I’m sure you’ve heard the phrase, “There’s no such thing as a dumb question,” right? It may be true, and of course it’s important to be curious and seek clarification, but that doesn’t mean you shouldn’t put any thought into the questions you ask—especially at work, where time is valuable and everyone is focused on their own tasks. If you want to be as effective and efficient as possible in your question-asking, here are a few strategies sure it impress your boss and grow you as an employee.
Do Your Research
Before running to your supervisor every time you encounter a question about an assignment or project, try doing a bit of research first to see if you can’t find the answer on your own. Explore online—there’s a good chance Google will know. If it’s a question someone else has already asked, the answer you’re looking for might be in an email chain or your notes. Take the couple of extra minutes to search your inbox—you don’t want to waste your supervisor’s time having to repeat information when the answer was already available you.
Make a Plan
Determine exactly the information you need before you ask your question. Have a purpose for what you are going to ask, and then do so efficiently. Is your question clear and concise? How much background information is actually necessary? Don’t beat around the bush, either, and don’t ask too many questions at once. Also find out what time of day is most convenient for your coworker or boss. Be respectful of their schedule so you’re not interrupting phone calls, meetings, or crucial work time. Make a plan, practice in your head, and then ask away.
Keep it Professional
Only ask questions you really need the answers to. Nosy, personal questions are distracting, unnecessary, and unprofessional. Ask questions relevant to the projects you are involved in and need to know about.
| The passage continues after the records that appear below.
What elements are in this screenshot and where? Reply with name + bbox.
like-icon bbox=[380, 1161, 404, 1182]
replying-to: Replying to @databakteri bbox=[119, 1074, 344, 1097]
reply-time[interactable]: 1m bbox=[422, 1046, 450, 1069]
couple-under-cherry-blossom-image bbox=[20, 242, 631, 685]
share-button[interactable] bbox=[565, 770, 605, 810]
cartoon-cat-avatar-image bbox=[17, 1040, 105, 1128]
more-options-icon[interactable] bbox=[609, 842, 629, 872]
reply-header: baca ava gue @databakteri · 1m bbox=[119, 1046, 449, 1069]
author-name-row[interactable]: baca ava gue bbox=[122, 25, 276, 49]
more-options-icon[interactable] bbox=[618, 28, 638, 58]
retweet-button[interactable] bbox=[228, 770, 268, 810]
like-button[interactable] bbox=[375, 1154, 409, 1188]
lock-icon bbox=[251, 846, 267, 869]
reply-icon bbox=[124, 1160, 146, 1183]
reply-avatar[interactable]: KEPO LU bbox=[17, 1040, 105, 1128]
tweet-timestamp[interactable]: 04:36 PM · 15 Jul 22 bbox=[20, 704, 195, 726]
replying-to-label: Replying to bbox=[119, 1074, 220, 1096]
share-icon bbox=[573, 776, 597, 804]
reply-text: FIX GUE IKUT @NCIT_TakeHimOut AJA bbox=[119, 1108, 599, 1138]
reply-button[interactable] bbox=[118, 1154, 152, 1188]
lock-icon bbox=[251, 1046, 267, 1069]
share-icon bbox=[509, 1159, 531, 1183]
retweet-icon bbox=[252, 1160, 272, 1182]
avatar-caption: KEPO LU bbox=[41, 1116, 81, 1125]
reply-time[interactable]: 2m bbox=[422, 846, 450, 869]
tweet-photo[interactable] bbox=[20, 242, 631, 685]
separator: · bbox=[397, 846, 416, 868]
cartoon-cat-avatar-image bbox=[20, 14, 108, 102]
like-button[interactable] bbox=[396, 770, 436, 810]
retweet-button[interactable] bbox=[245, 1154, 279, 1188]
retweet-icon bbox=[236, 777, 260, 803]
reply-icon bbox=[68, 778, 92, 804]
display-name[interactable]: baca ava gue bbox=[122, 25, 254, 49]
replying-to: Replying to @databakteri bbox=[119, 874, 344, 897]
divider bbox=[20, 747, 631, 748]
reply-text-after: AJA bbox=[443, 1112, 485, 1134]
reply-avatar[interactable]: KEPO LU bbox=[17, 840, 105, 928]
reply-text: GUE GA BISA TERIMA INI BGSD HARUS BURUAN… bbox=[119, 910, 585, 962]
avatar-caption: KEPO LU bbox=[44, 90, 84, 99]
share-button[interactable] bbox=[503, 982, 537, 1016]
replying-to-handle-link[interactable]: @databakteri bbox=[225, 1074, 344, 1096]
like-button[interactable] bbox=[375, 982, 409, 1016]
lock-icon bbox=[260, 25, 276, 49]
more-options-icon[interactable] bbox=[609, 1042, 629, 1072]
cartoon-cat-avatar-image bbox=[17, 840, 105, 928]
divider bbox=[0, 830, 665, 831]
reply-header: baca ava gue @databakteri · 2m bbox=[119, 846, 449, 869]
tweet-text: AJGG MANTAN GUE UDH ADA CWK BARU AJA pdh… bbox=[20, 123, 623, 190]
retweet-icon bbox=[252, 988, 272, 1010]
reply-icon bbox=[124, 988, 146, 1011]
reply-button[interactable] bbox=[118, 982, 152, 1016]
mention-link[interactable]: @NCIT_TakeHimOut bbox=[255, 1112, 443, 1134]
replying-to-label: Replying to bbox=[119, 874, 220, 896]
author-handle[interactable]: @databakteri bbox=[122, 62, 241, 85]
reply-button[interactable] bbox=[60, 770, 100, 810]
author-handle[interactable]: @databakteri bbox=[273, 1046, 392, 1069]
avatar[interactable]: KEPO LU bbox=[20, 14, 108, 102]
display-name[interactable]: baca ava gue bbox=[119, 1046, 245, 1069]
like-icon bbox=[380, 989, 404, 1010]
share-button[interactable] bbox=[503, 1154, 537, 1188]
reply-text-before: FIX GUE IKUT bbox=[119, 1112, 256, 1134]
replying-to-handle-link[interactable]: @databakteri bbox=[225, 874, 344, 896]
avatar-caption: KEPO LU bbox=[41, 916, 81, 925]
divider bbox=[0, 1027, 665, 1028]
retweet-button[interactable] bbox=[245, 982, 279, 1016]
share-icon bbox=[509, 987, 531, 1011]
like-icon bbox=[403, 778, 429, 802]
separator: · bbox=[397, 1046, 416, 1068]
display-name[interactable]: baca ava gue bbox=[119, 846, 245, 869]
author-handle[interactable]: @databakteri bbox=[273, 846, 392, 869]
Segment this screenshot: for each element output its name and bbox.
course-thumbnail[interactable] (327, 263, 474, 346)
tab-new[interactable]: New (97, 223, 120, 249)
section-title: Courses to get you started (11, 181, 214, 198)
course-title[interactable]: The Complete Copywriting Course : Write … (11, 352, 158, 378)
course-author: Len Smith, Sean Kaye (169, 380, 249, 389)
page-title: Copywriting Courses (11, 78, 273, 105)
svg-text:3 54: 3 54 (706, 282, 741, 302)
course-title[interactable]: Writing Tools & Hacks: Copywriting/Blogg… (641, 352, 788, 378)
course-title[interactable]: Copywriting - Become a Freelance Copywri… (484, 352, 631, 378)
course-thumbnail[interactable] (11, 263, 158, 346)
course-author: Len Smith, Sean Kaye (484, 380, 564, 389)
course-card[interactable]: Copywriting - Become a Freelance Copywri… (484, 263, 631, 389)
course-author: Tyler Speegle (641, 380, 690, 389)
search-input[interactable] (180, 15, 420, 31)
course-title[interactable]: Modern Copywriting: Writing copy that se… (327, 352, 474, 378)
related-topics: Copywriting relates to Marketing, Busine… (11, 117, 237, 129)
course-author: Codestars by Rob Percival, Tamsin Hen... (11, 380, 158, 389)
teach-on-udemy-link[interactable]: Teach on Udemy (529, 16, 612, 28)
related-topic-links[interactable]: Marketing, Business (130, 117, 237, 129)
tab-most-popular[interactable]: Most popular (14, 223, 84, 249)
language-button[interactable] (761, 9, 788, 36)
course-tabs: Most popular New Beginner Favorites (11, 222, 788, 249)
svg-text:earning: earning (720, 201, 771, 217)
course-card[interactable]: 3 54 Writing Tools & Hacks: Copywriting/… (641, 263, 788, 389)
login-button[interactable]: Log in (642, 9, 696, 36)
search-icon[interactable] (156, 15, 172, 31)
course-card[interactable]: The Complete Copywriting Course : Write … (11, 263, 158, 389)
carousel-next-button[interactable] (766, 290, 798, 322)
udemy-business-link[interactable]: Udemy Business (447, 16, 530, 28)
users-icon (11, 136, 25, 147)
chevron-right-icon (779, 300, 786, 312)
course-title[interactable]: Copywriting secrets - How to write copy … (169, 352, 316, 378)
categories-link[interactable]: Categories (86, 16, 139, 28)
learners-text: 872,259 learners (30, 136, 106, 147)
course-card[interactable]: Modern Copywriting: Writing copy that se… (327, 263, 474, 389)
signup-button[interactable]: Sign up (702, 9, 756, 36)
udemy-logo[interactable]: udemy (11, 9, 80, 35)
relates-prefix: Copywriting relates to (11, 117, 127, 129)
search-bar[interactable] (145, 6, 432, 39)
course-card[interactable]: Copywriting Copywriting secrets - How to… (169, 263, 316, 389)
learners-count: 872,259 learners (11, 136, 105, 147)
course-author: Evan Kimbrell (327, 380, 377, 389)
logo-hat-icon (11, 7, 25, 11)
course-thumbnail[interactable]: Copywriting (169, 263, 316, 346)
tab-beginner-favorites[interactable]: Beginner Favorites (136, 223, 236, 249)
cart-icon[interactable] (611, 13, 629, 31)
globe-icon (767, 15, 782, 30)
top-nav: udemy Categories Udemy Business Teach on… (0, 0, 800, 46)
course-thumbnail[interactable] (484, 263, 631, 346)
Only ask questions you don’t know the answer to, and don’t use questions as an opportunity to push your opinion. If you have an opinion to share, state it openly. Don’t try to obscure it behind a question mark. Save asking questions for things you don’t know.
Your supervisor will notice if you have taken the time to craft a quality question. Such thoughtfulness will demonstrate you are not only a capable employee, but are also respectful of their time. These well thought-out questions will also show your ability to iterate and improve your thoughts, as well as your ability to tackle challenges from every angle. So take the time to think about the topic at hand, figure out what you need to know more about, and then ask the appropriate question.
By following these principles, you may ask fewer questions, but you’ll find the more careful and intentional you are with your questions, the more you will ultimately learn. Such intentionality will help you to think critically and deeply, as well as impress your employers. Curiosity leads to improvement and growth, but only if you ask the right questions at the right time. So keep asking… after you think.